The reactors use low-enriched uranium (LEU) fuel, with 14.1% average enrichment, with a fuel cycle of 3 years. The Akademik Lomonosov can work as cogeneration plant, as waste heat is collected. She can provide up to 60 MW thermal power via clamped pipelines for heating purposes. Peak heat delivery is up to 170 MW while reducing the electric output to 30 MW (cf. extraction steam turbine). Another joint product is up to 240,000 m^{3}/d freshwater made from seawater.

The reactors were designed by OKBM Afrikantov and assembled by Nizhniy Novgorod Research and Development Institute Atomenergoproekt, both part of Atomenergoprom. The reactor vessels were produced by Izhorskiye Zavody. The turbo-generators were supplied by Kaluga Turbine Plant.

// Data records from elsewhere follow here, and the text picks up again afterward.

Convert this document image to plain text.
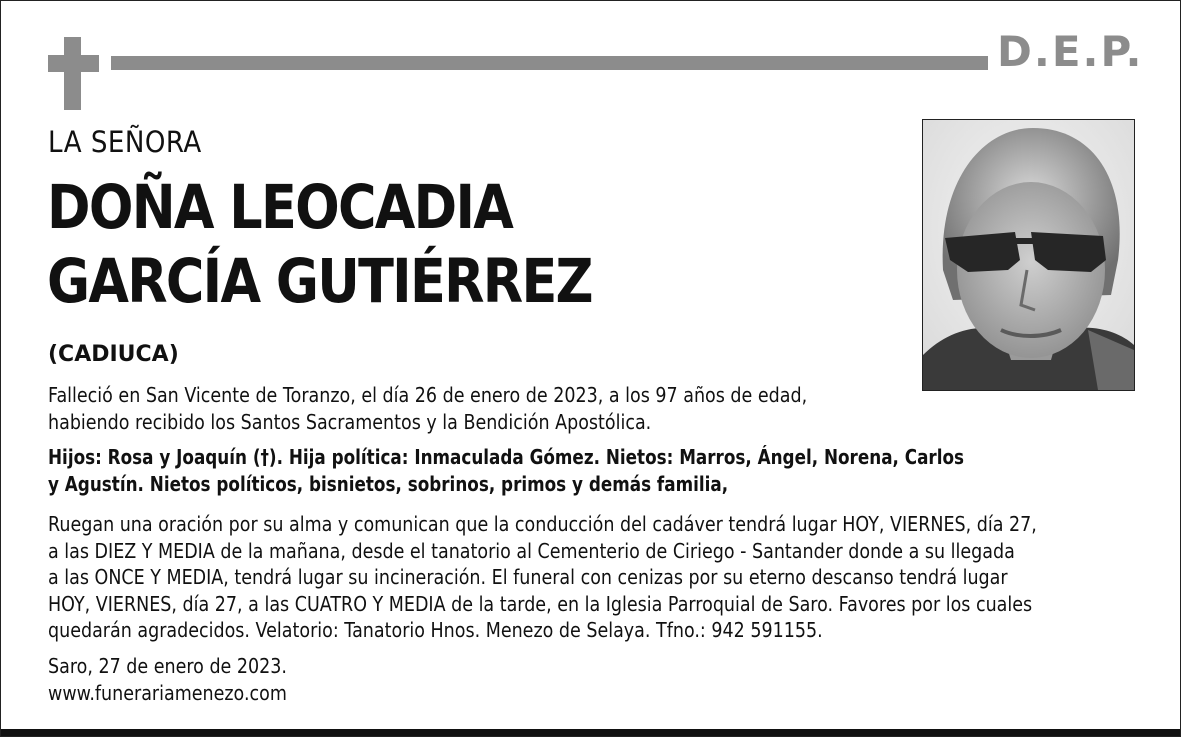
D.E.P.
LA SEÑORA
DOÑA LEOCADIA
GARCÍA GUTIÉRREZ
(CADIUCA)
Falleció en San Vicente de Toranzo, el día 26 de enero de 2023, a los 97 años de edad,
habiendo recibido los Santos Sacramentos y la Bendición Apostólica.
Hijos: Rosa y Joaquín (†). Hija política: Inmaculada Gómez. Nietos: Marros, Ángel, Norena, Carlos
y Agustín. Nietos políticos, bisnietos, sobrinos, primos y demás familia,
Ruegan una oración por su alma y comunican que la conducción del cadáver tendrá lugar HOY, VIERNES, día 27,
a las DIEZ Y MEDIA de la mañana, desde el tanatorio al Cementerio de Ciriego - Santander donde a su llegada
a las ONCE Y MEDIA, tendrá lugar su incineración. El funeral con cenizas por su eterno descanso tendrá lugar
HOY, VIERNES, día 27, a las CUATRO Y MEDIA de la tarde, en la Iglesia Parroquial de Saro. Favores por los cuales
quedarán agradecidos. Velatorio: Tanatorio Hnos. Menezo de Selaya. Tfno.: 942 591155.
Saro, 27 de enero de 2023.
www.funerariamenezo.com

| Unit | type & model | el. power (net) | el. power (gross) | thermal power | construction start | first grid connection | commercial operation | references |
|---|---|---|---|---|---|---|---|---|
| Akademik Lomonosov 1 | PWR / KLT-40S | 32 MW | 35 MW | 150 MW | 2007-04-15 | 2019-12-19 | 2020-05-22 |  |
| Akademik Lomonosov 2 | PWR / KLT-40S | 32 MW | 35 MW | 150 MW | 2007-04-15 | 2019-12-19 | 2020-05-22 |  |

== Safety features ==

Rosatom states that the PWR reactor technology used in the power plant has nothing in common with the old RBMK reactor design in Chernobyl and is designed to shut down automatically without external power and human intervention in case of emergency. The design incorporates all the state-of-the-art safeguards as documented in IAEA INSAG-3 recommendation and Russian civilian reactors had not a single accident leading to a radioactive leak in 34 years.